Quand les fondateurs d'une SARL doivent accepter un nouvel associé contre leur volonté

  • Article publié le 14 déc. 2011

Imaginez que cela vous arrive ? Que vous soyez confronté vous aussi à un scénario du genre « laisser entrer le loup dans la bergerie » ? Aucun risque, pensez-vous, puisque vos statuts prévoient que tout nouvel associé doit être agréé par les anciens ! Eh bien détrompez-vous...

Rappel de la réglementation

La SARL a ceci de particulier qu'il s'agit non seulement d'une société de capitaux, mais aussi d'une société de personnes. Ce qui signifie notamment qu'elle est dotée d'un capital, dont le montant est libre, mais qui  est en principe fermé à toute personne extérieure.

Ainsi, le Code de la SARL, qui inclut l'article L.223-14 du code de commerce, prévoit expressément que les parts sociales ne peuvent être cédées à des tiers étrangers à la société qu'avec le consentement de la majorité des associés représentant au moins la moitié des parts sociales, voire une majorité plus forte si les statuts en disposent ainsi.

Cependant, les associés qui, en vertu de ce texte, refusent d'agréer un nouvel entrant sont tenus au respect de certaines dispositions.

Ainsi, dans le cas par exemple où l'associé cédant possède ses parts depuis au moins deux ans, ses coassociés sont tenus, dans le délai de trois mois à compter de leur refus, d'acquérir ou de faire acquérir ses parts à un prix fixé par un expert.

Nota : à la demande du gérant, le délai de trois mois ci-dessus peut être prolongé jusqu'à six mois par décision de justice.

De même, la société peut, avec le consentement de l'associé cédant, décider, dans le même délai, de réduire son capital du montant de la valeur nominale des parts de cet associé et de racheter ses parts au prix déterminé par l'expert.

L'affaire

Un associé d'une SARL notifie à celle-ci et à ses coassociés un projet de cession de ses parts à un tiers étranger à la société. La société lui fait connaître sa décision de refus d'agrément du candidat acquéreur et, comme le prévoit la loi, s'engage à lui racheter ses parts.

Seulement voilà, après moult tergiversations, l'intervention d'un expert pour déterminer le prix des parts, et la prolongation par la justice du délai de rachat, celui-ci n'est toujours pas intervenu au terme des 6 mois impartis.
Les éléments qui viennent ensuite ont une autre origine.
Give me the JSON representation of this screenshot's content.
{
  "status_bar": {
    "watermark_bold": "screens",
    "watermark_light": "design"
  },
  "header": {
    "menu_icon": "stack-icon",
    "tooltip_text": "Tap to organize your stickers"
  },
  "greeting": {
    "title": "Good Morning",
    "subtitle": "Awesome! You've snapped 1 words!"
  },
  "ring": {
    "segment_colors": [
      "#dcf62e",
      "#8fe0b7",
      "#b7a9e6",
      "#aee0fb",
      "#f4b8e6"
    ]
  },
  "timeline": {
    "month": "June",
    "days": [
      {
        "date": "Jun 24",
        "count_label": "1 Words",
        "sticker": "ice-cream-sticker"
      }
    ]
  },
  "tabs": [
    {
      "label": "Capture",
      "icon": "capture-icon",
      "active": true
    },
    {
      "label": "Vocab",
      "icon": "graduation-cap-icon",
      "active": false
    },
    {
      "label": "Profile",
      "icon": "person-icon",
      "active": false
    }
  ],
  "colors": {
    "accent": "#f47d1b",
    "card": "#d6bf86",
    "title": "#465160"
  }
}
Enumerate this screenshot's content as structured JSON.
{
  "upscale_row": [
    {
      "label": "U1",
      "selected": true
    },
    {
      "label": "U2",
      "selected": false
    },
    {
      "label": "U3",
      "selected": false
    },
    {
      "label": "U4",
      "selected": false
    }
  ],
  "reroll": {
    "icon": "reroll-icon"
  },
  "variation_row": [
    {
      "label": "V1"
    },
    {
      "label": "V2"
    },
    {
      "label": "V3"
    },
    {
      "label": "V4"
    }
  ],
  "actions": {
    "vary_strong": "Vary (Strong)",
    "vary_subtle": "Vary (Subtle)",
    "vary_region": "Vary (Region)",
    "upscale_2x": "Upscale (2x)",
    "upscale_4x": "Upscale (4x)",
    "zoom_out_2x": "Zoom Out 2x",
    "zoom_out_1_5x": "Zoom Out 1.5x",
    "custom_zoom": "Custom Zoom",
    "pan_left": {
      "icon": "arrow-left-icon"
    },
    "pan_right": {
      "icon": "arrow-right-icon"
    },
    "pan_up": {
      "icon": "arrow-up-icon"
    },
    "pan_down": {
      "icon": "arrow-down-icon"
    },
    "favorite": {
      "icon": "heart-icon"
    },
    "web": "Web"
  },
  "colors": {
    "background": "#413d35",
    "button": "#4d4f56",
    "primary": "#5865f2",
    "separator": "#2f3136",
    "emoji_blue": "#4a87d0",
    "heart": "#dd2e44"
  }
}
Seul un acompte a été versé.

Arrive alors ce qui devait arriver : le cédant s'impatiente et agit en justice afin d'être autorisé à céder ses parts au candidat acquéreur non agréé, ceci en application du cinquième alinéa de l'article cité ci-dessus, qui dispose que si, à l'expiration du délai imparti, le rachat par les associés ou par la société n'est pas intervenu, l'associé peut réaliser la cession initialement prévue.

La décision des juges

Tant  la Cour d'appel que la Cour de cassation ont donné raison au plaignant. Les anciens associés ont eu beau faire valoir qu'en demandant une prolongation du délai de rachat, qu'en sollicitant du tribunal la désignation d'un expert chargé de déterminer la valeur des parts, et même qu'en versant un acompte au cédant, ils avaient largement démontré leur volonté ferme et définitive d'acquérir lesdites parts, ces arguments n'ont pas été retenus.

Selon les juges en effet, seul un engagement formel à acquérir les parts au prix fixé par l'expert aurait éventuellement pu faire échec à l'entrée du nouvel associé.

Source : Cour de cassation, chambre commerciale, arrêt n° 10-15887 du 2 novembre 2011.